FOG’s stellar cast adds to its immersibility. Adrienne Barbeau, Carpenter’s then-wife, played Stevie Wayne. Wayne’s nighttime jazz radio show (broadcast from a lighthouse), in addition to Machen’s beachside tale, is the glue that helps structure and connect the players and the film’s action. Jamie Lee Curtis (HALLOWEEN, 1978) played Elizabeth Solley. Tom Atkins (HALLOWEEN III:SEASON OF THE WITCH, 1982) played Nick Castle (real-life name source Nick Castle played Michael Myers/The Shape in HALLOWEEN, 1978). Janet Leigh, Curtis’s real-life mother, played Kathy Williams. Nancy Kyes (HALLOWEEN, 1978) played Nancy Loomis.

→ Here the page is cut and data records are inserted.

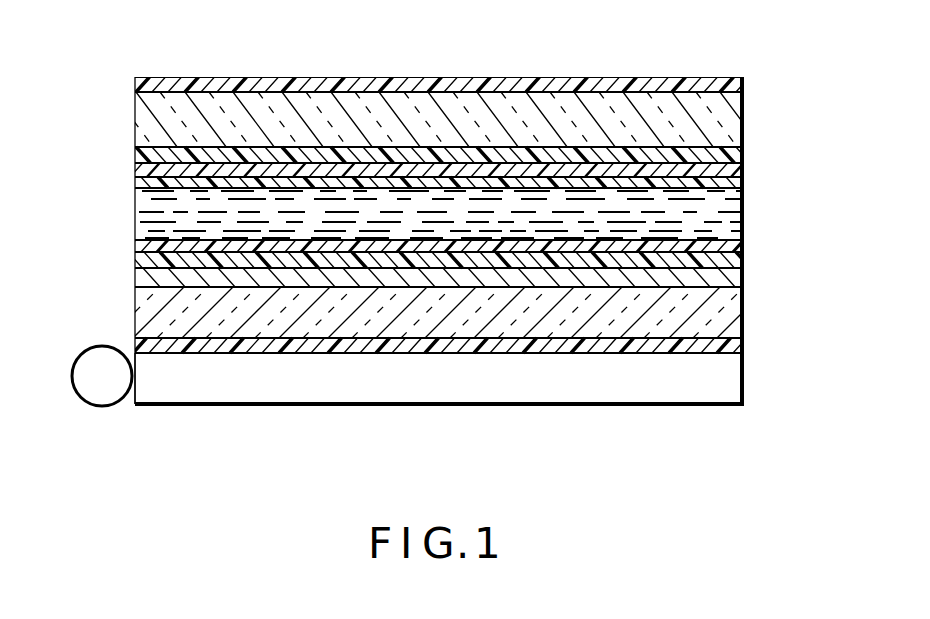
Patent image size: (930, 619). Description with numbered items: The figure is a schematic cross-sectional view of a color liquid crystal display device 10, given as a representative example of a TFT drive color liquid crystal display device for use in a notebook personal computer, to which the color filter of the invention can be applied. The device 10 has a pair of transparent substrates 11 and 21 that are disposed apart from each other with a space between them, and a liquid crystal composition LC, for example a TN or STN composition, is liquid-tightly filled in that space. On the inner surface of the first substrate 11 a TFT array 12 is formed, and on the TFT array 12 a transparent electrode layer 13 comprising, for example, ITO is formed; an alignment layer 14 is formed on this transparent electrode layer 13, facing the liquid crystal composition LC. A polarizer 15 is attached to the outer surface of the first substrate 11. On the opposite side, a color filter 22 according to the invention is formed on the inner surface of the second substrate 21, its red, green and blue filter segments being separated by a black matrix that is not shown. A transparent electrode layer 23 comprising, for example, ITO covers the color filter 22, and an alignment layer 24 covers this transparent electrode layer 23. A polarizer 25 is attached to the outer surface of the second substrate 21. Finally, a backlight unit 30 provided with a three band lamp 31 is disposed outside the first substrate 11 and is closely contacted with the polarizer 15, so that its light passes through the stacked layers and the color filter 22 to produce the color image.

The color liquid crystal display device 10 is at (505, 60).
The first transparent substrate 11 is at (742, 318).
The TFT array 12 is at (742, 278).
The transparent electrode layer 13 is at (138, 263).
The alignment layer 14 is at (742, 247).
The polarizer 15 is at (742, 348).
The second transparent substrate 21 is at (140, 127).
The color filter 22 is at (742, 158).
The transparent electrode layer 23 is at (138, 168).
The alignment layer 24 is at (742, 183).
The polarizer 25 is at (742, 89).
The liquid crystal composition LC is at (140, 217).
The backlight unit 30 is at (486, 403).
The three band lamp 31 is at (77, 384).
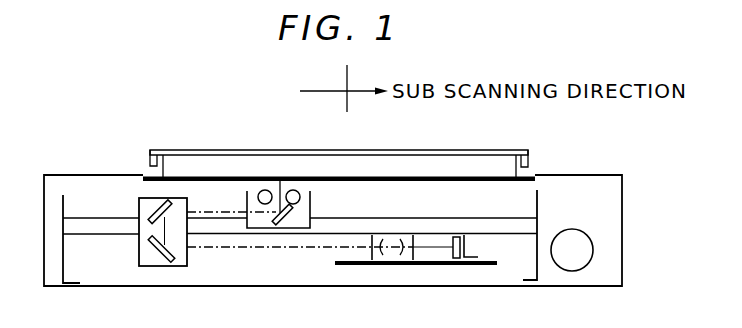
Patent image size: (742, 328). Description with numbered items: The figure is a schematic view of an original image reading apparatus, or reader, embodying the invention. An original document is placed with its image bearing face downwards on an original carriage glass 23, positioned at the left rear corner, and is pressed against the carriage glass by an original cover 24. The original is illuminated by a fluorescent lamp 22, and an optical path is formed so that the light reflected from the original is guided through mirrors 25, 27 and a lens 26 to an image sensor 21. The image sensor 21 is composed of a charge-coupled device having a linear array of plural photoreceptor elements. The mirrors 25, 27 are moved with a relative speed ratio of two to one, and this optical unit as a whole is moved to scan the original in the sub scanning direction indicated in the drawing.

The image sensor 21 is at (466, 240).
The fluorescent lamp 22 is at (291, 189).
The original carriage glass 23 is at (413, 176).
The original cover 24 is at (508, 150).
The mirror 25 is at (159, 203).
The lens 26 is at (394, 240).
The mirror 27 is at (287, 222).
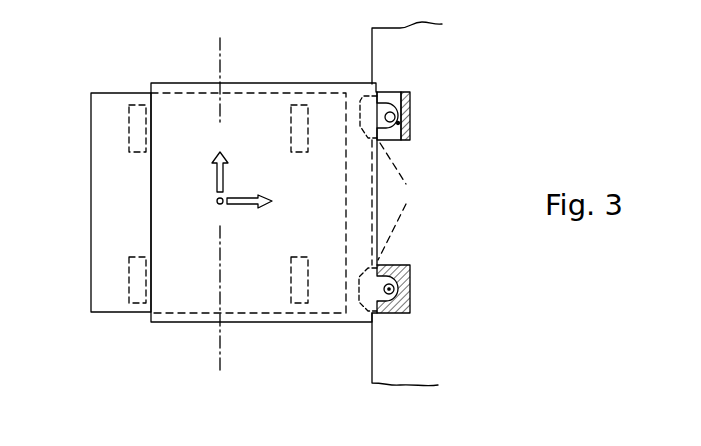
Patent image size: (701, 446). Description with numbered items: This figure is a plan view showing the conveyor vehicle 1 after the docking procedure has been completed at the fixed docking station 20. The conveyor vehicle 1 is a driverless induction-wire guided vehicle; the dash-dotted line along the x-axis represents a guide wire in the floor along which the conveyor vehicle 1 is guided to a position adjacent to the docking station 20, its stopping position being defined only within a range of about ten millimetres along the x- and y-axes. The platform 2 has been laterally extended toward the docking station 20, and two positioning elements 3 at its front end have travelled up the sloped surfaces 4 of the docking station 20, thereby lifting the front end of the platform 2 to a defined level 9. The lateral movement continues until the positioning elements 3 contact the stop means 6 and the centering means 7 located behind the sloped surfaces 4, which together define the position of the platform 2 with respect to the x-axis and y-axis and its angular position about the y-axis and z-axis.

The conveyor vehicle 1 is at (100, 92).
The platform 2 is at (165, 83).
The positioning elements 3 is at (417, 189).
The sloped surfaces 4 is at (396, 201).
The stop means 6 is at (412, 113).
The centering means 7 is at (411, 290).
The defined level 9 is at (396, 100).
The docking station 20 is at (372, 43).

Charles Cypher (HALLOWEEN, 1978) played Dan O’Bannon (the character’s name is a shout-out to director Carpenter’s real-life friend, who co-wrote DARK STAR, 1974, with him). George “Buck” Flower played Tommy Wallace (the character’s name is a shout-out to Carpenter’s real-life friend Tommy Lee Wallace, who not only played a “Ghost” in FOG but later directed HALLOWEEN III). Rob Bottin, who also created special makeup and creepy FX for FOG and many other films, played Blake, the leader of the leprous “Ghosts.” And director/co-screenwriter Carpenter made a brief cameo as Bennett, Father Malone’s church assistant who, early in the film, asks Malone for his pay.

Partially filmed in Bodega Bay, also a site for Alfred Hitchcock’s THE BIRDS (1963), FOG was shot in anamorphic widescreen Panavision, lending its relatively low budget (under a million dollars) a bigger budget feel.

FOG sports influences and partial quotes from Samuel Taylor Coleridge (“like an albatross around the neck”), H.P. Lovecraft (“a sweep south of Waitely Point and Arkham Reef”), Vincent Price’s DR. PHIBES films (FOG’s coroner is named after Phibes), Edgar Allan Poe (“Dream Within a Dream” prologue quote), making it not only an entertaining, solid-build ghost-story work, but a genre-reverent and relatively goreless one, with lots of personal references for the director and his cast. Furthermore, Carpenter, in a DVD commentary for THE FOG, said the fate of the Elizabeth Dane (minus its ghostly, deadly visitations) was inspired by a real-life event, the intentional, nineteenth century sinking and plundering of a clipper ship off the coast of Goleta, California.

Worth owning, this. A remake, co-produced by Carpenter, Debra Hill and quite a few others, came out in 2005.